100 Hari Pemerintahan Prabowo, Belum Ada Arahan Khusus untuk Pensiun Dini PLTU
IESR menilai hingga kini belum ada arahan khusus dari Presiden Prabowo untuk memastikan tercapainya janji 100 persen energi baru terbarukan dalam 10 tahun ke depan.
Institute for Essential Services Reform (IESR) menagih janji Presiden Prabowo Subianto untuk mengimplementasikan target net zero 2050. Hal itu sesuai dengan janji Prabowo saat berpidato di APEC CEO Summit dan KTT G20 di Brasil, sesaat setelah pelantikannya.
Dalam kesempatan itu, Presiden menyampaikan target net zero sebelum 2050 dengan strategi menghentikan PLTU batubara dalam 15 tahun, mencapai 100 persen energi terbarukan dalam 10 tahun, dan mencapai swasembada listrik.
Direktur Eksekutif IESR, Fabby Tumiwa, mengatakan hingga kini belum ada arahan khusus dari presiden untuk memastikan tercapainya janji tersebut. Sejauh ini, fokus pemerintah masih pada target jangka panjang dengan mengungkapkan rencana RUPTL 2025-2034 yang konon pembangkitan akan didominasi oleh energi terbarukan.
Untuk itu, menurut Fabby, IESR menkilai pemerintah perlu menyiapkan langkah taktis, seperti mempercepat pembangunan 9 GW energi kapasitas terbarukan di tahun ini.
Dia mengatakan, pemerintah juga perlu melancarkan implementasi dan pengoperasian jangka panjangnya. Komitmen yang disampaikan secara verbal dalam forum internasional tersebut perlu segera dituangkan dalam aturan yang jelas serta diintegrasikan dalam berbagai kebijakan energi.

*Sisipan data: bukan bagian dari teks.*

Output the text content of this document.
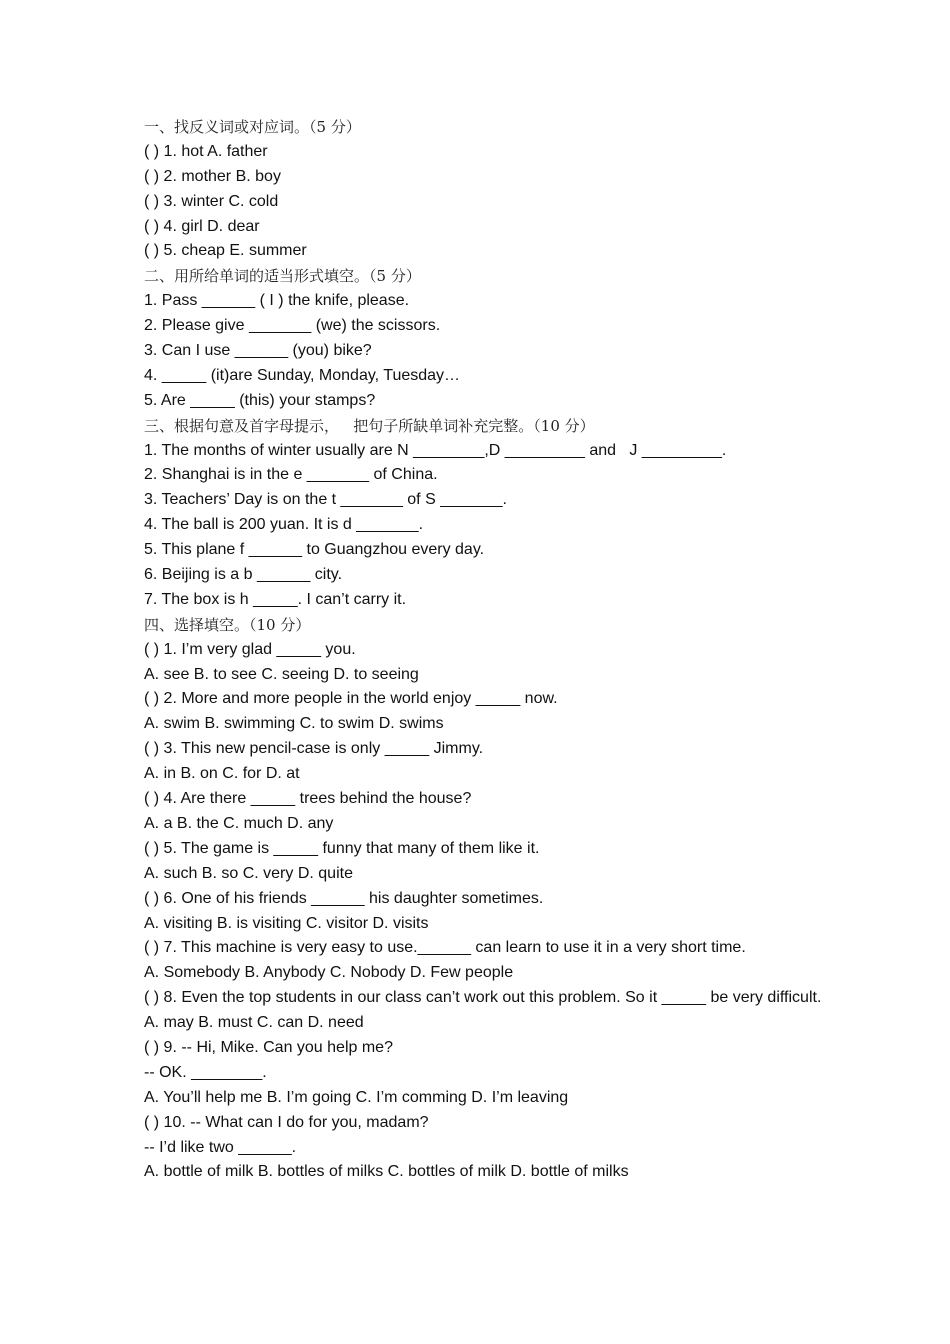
一、找反义词或对应词。（5 分）
( ) 1. hot A. father
( ) 2. mother B. boy
( ) 3. winter C. cold
( ) 4. girl D. dear
( ) 5. cheap E. summer
二、用所给单词的适当形式填空。（5 分）
1. Pass ______ ( I ) the knife, please.
2. Please give _______ (we) the scissors.
3. Can I use ______ (you) bike?
4. _____ (it)are Sunday, Monday, Tuesday…
5. Are _____ (this) your stamps?
三、根据句意及首字母提示，   把句子所缺单词补充完整。（10 分）
1. The months of winter usually are N ________,D _________ and   J _________.
2. Shanghai is in the e _______ of China.
3. Teachers’ Day is on the t _______ of S _______.
4. The ball is 200 yuan. It is d _______.
5. This plane f ______ to Guangzhou every day.
6. Beijing is a b ______ city.
7. The box is h _____. I can’t carry it.
四、选择填空。（10 分）
( ) 1. I’m very glad _____ you.
A. see B. to see C. seeing D. to seeing
( ) 2. More and more people in the world enjoy _____ now.
A. swim B. swimming C. to swim D. swims
( ) 3. This new pencil-case is only _____ Jimmy.
A. in B. on C. for D. at
( ) 4. Are there _____ trees behind the house?
A. a B. the C. much D. any
( ) 5. The game is _____ funny that many of them like it.
A. such B. so C. very D. quite
( ) 6. One of his friends ______ his daughter sometimes.
A. visiting B. is visiting C. visitor D. visits
( ) 7. This machine is very easy to use.______ can learn to use it in a very short time.
A. Somebody B. Anybody C. Nobody D. Few people
( ) 8. Even the top students in our class can’t work out this problem. So it _____ be very difficult.
A. may B. must C. can D. need
( ) 9. -- Hi, Mike. Can you help me?
-- OK. ________.
A. You’ll help me B. I’m going C. I’m comming D. I’m leaving
( ) 10. -- What can I do for you, madam?
-- I’d like two ______.
A. bottle of milk B. bottles of milks C. bottles of milk D. bottle of milks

Namun, menurut Fabby, Rencana Umum Ketenagalistrikan Nasional (RUKN) yang terbit pada November 2024, justru masih mempertahankan pencapaian target net zero 2060, bukan 2050. Sementara puncak emisi masih ditargetkan 2035, bukan di 2030 untuk konsisten dengan disampaikan presiden. Selain itu, RUKN juga masih memuat rencana pembangunan PLTU hingga 2035.
Fabby mengatakan, transisi energi merupakan proses yang panjang tetapi keputusannya harus dibuat sekarang sehingga memberi waktu untuk penyusunan perencanaan energi yang terintegrasi dan implementasi yang terukur. Keberanian presiden dan wapres untuk melawan status quo, kepentingan yang mempertahankan energi fosil, serta berbagai alasan untuk mengerdilkan upaya transisi energi, menjadi syarat agar meraih ketahanan dan swasembada energi yang selaras dengan Asta Cita.
Sesuai ambisi presiden menghentikan operasi PLTU di 2040, kajian IESR menemukan pengakhiran operasional PLTU batubara secara dini dapat diterapkan pada 105 unit PLTU (25 GW). Aksi ini berkontribusi terhadap hampir setengah pengurangan emisi kumulatif pembangkit listrik on-grid.
Dia mengatakan, komitmen presiden untuk pensiun dini PLTU batubara pada 2040-2045 harusnya disertai juga dengan penghentian pembangunan PLTU captive.
"Tidak hanya itu, upaya mempertahankan penggunaan batubara yang kotor dengan menggunakan teknologi CCS/CCUS yang belum teruji dapat menurunkan emisi secara signifikan harus dibandingkan efektivitas hasil dan biayanya, dengan pilihan pemanfaatan energi terbarukan, yang lebih bersih, murah dan pasti memangkas emisi,” kata Fabby.